AGENCE FRANCE-PRESSE

Cuba’s representative in Washington yesterday said a State Department spokesman’s comments about Cuban leader Fidel Castro’s fall late Wednesday proved the immoral nature of the Bush administration.

“These statements reflect to a large extent the low humane, ethical and moral standard of a terrorist regime — pardon me, warring regime — such as the United States,” Dagoberto Rodriguez told a group of reporters when asked about comments from State Department spokesman Richard Boucher.

“We heard that Castro fell,” Mr. Boucher said on Thursday.

Asked whether the United States wished Mr. Castro, 78, a speedy recovery, he replied: “No.”

“You’d have to check with the Cubans to find out what’s broken about Mr. Castro,” Mr. Boucher said. “We, obviously, have expressed our views about what’s broken in Cuba.”

Mr. Castro’s communist government has been the target of a U.S. trade embargo for more than 40 years. The Bush administration has accused Mr. Castro of curbing democratic freedoms in the island nation.

Cuba and the United States do not have normal diplomatic relations, but maintain “interests sections” in each other’s capitals. Mr. Dagoberto heads the Cuban office in Washington.

In Rome, Italian Prime Minister Silvio Berlusconi criticized comments made about the state of Mr. Castro’s health and said he hoped his convalescence would bring him “wisdom.”

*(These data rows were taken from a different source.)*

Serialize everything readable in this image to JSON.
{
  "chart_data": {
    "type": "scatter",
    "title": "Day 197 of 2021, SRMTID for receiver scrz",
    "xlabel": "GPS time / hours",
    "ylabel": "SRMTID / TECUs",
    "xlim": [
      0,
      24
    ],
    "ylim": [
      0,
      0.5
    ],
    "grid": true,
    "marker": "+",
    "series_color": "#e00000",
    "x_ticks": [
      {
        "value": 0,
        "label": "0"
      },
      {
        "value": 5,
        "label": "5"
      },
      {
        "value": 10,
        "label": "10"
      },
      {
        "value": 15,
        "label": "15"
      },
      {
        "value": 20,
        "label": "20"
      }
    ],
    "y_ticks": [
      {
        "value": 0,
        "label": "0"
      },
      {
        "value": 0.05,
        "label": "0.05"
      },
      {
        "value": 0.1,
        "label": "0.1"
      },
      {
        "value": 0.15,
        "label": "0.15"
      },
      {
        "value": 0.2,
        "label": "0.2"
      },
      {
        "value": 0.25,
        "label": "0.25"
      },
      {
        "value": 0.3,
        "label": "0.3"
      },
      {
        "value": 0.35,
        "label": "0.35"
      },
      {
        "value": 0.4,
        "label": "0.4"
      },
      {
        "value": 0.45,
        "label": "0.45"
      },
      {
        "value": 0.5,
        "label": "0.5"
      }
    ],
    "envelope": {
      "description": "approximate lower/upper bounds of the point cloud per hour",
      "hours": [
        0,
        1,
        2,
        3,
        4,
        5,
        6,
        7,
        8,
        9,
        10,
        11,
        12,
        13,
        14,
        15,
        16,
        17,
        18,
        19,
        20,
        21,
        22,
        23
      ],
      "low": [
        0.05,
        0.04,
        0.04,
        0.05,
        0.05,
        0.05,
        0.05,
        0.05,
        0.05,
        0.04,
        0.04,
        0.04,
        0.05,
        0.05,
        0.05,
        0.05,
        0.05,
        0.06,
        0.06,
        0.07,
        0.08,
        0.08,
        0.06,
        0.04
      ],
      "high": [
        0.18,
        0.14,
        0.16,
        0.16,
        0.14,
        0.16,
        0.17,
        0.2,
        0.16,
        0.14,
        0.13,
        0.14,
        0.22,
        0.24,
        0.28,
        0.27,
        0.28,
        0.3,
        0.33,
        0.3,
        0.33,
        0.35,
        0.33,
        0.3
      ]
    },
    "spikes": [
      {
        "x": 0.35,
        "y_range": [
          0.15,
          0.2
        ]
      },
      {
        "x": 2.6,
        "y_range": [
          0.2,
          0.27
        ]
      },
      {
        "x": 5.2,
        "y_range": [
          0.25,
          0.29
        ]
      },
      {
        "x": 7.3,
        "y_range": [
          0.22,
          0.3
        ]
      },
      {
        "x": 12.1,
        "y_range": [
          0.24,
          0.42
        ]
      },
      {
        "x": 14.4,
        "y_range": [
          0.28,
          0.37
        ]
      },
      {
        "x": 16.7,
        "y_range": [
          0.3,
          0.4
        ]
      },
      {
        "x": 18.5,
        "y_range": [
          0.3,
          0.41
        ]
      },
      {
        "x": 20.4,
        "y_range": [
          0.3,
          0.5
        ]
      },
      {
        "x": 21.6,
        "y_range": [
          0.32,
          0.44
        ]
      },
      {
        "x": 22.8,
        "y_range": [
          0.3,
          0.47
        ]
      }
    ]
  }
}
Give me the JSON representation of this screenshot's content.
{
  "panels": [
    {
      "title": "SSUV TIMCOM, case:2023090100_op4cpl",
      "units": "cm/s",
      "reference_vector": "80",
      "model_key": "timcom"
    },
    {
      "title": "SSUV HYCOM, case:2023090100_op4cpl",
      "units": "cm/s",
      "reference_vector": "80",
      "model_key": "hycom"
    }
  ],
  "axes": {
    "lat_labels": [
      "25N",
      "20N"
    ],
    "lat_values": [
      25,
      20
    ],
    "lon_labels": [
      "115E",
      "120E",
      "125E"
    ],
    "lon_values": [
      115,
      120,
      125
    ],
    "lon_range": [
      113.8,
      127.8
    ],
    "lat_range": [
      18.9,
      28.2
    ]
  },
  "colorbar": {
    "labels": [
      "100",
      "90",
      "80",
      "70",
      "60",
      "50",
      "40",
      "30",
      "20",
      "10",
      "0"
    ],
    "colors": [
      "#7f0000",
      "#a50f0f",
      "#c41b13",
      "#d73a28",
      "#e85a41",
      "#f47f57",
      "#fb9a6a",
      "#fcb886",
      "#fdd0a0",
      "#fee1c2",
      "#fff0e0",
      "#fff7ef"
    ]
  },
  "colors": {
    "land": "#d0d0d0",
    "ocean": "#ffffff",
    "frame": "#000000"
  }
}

“No one can wish death on an individual. When someone has hurt himself the reaction should be to wish the person a speedy recovery,” Mr. Berlusconi said.

“One can, however, hope that his recovery will bring him wisdom and reflection,” he added.

Television cameras recorded Mr. Castro’s fall late Wednesday when he stumbled as he was leaving a stage and fell on his side after a speech to graduates of an art school in Santa Clara, 175 miles east of Havana.

Mr. Castro, who suffered a broken knee and a fractured arm, quickly got up with the help of his bodyguards and, sitting on a chair, hastened to assure the audience he remained in control and full of enthusiasm.

Yesterday, Mr. Castro wrote from his hospital bed that he was recovering after an operation on a broken knee.

“I am doing well and I will not be out of touch with you,” he wrote in the letter read on official television and published in newspapers.

“From the moment I fell, I have not abandoned my most important tasks,” said Mr. Castro, who holds the posts of Communist Party leader, president of the councils of state and of ministers, as well as armed forces commander in chief.

Mr. Castro also wrote a 1,183-word open letter to the Cuban people Thursday announcing that he had undergone an operation without general anaesthetic.

“Nobody could be blamed [for the accident]. It was absolutely my responsibility. Apparently, the strong emotions of that day, full of creativity and symbolisms, explain my carelessness,” he wrote.